WEEKLY PODCAST | In Between.103

If you follow this podcast, you know that it started with Holly saying to Bill, “We should just record our conversations.” So we did. And if you’ve stayed with this podcast, you will also notice that we return to themes, among them: what is the state of the world and how are we to show up in it?

The specific circumstances demand different responses from us, but the question seems to surface again and again. It is as my oldest son put it, “What is the human element?”

We, too, are still figuring it out. It’s a painful and beautiful project.

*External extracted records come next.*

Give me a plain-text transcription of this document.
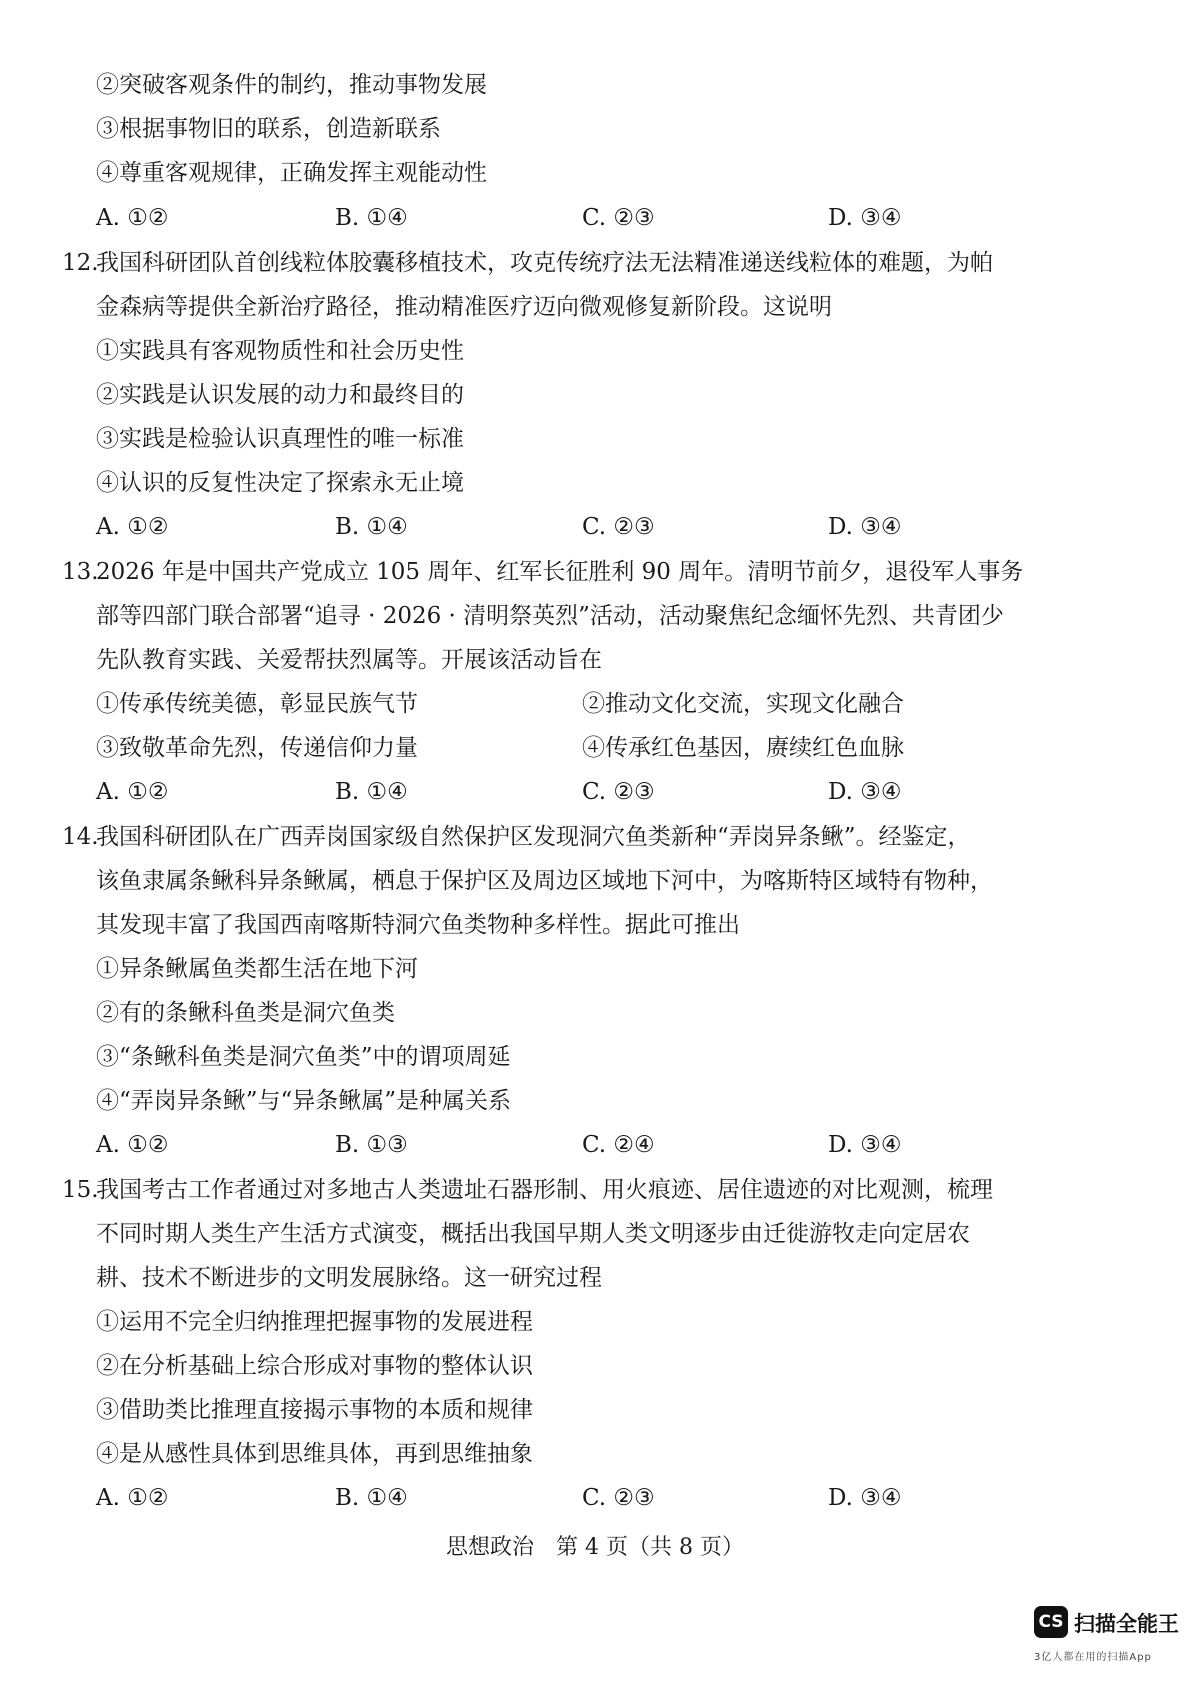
②突破客观条件的制约，推动事物发展
③根据事物旧的联系，创造新联系
④尊重客观规律，正确发挥主观能动性
A. ①②	B. ①④	C. ②③	D. ③④
12.
我国科研团队首创线粒体胶囊移植技术，攻克传统疗法无法精准递送线粒体的难题，为帕
金森病等提供全新治疗路径，推动精准医疗迈向微观修复新阶段。这说明
①实践具有客观物质性和社会历史性
②实践是认识发展的动力和最终目的
③实践是检验认识真理性的唯一标准
④认识的反复性决定了探索永无止境
A. ①②	B. ①④	C. ②③	D. ③④
13.
2026 年是中国共产党成立 105 周年、红军长征胜利 90 周年。清明节前夕，退役军人事务
部等四部门联合部署“追寻 · 2026 · 清明祭英烈”活动，活动聚焦纪念缅怀先烈、共青团少
先队教育实践、关爱帮扶烈属等。开展该活动旨在
①传承传统美德，彰显民族气节	②推动文化交流，实现文化融合
③致敬革命先烈，传递信仰力量	④传承红色基因，赓续红色血脉
A. ①②	B. ①④	C. ②③	D. ③④
14.
我国科研团队在广西弄岗国家级自然保护区发现洞穴鱼类新种“弄岗异条鳅”。经鉴定，
该鱼隶属条鳅科异条鳅属，栖息于保护区及周边区域地下河中，为喀斯特区域特有物种，
其发现丰富了我国西南喀斯特洞穴鱼类物种多样性。据此可推出
①异条鳅属鱼类都生活在地下河
②有的条鳅科鱼类是洞穴鱼类
③“条鳅科鱼类是洞穴鱼类”中的谓项周延
④“弄岗异条鳅”与“异条鳅属”是种属关系
A. ①②	B. ①③	C. ②④	D. ③④
15.
我国考古工作者通过对多地古人类遗址石器形制、用火痕迹、居住遗迹的对比观测，梳理
不同时期人类生产生活方式演变，概括出我国早期人类文明逐步由迁徙游牧走向定居农
耕、技术不断进步的文明发展脉络。这一研究过程
①运用不完全归纳推理把握事物的发展进程
②在分析基础上综合形成对事物的整体认识
③借助类比推理直接揭示事物的本质和规律
④是从感性具体到思维具体，再到思维抽象
A. ①②	B. ①④	C. ②③	D. ③④
思想政治　第 4 页（共 8 页）
CS 扫描全能王
3亿人都在用的扫描App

Today Bill shared this poem by Jan Phillips.

I Found Jesus

(He was behind the couch the whole time)

People call themselves seekers.

Always looking, always looking.

It puzzles me: whole lifetimes spent seeking

And they never find It.

If our home wasn’t in flames,

I could let it go, that myth

about God with the whole world in his hands.

Come on.

Why are we reading (sacred) texts

From centuries gone by

While today’s prophets go unheard?

We were a simpler people then—

Needing parables to help us see

The ways we lighten or darken a threshold.

It is too late now

Not to speak of fire.

Anything else is collusion, complicity.

The prophets of today peer out from mirrors

in town homes and tenements.

We do not speak of golden calves, swarms of locusts.

We speak of rainforests, poisoned waters, polluted skies.

Will you please

Give words to your wisdom or fear

And tell your truth to someone?

It’s OK to blunder, to stammer,

OK that tears and snot stream down your face.

This mess is worthy of our grief.

A wise man once said we’re the light of the world.

Tell me, what might be different if you shined for a day?

This poem speaks to the heart of so much. The world is on fire, how do we tend to it, and what is our truth? Each line is worth pondering.

Another recommendation is David Attenborough’s latest documentary, The Green Planet, which is equally sobering and stunning.

Thanks for listening! Have a good week.

Somehow the ouroboros factors into our conversation. One of my favorite images!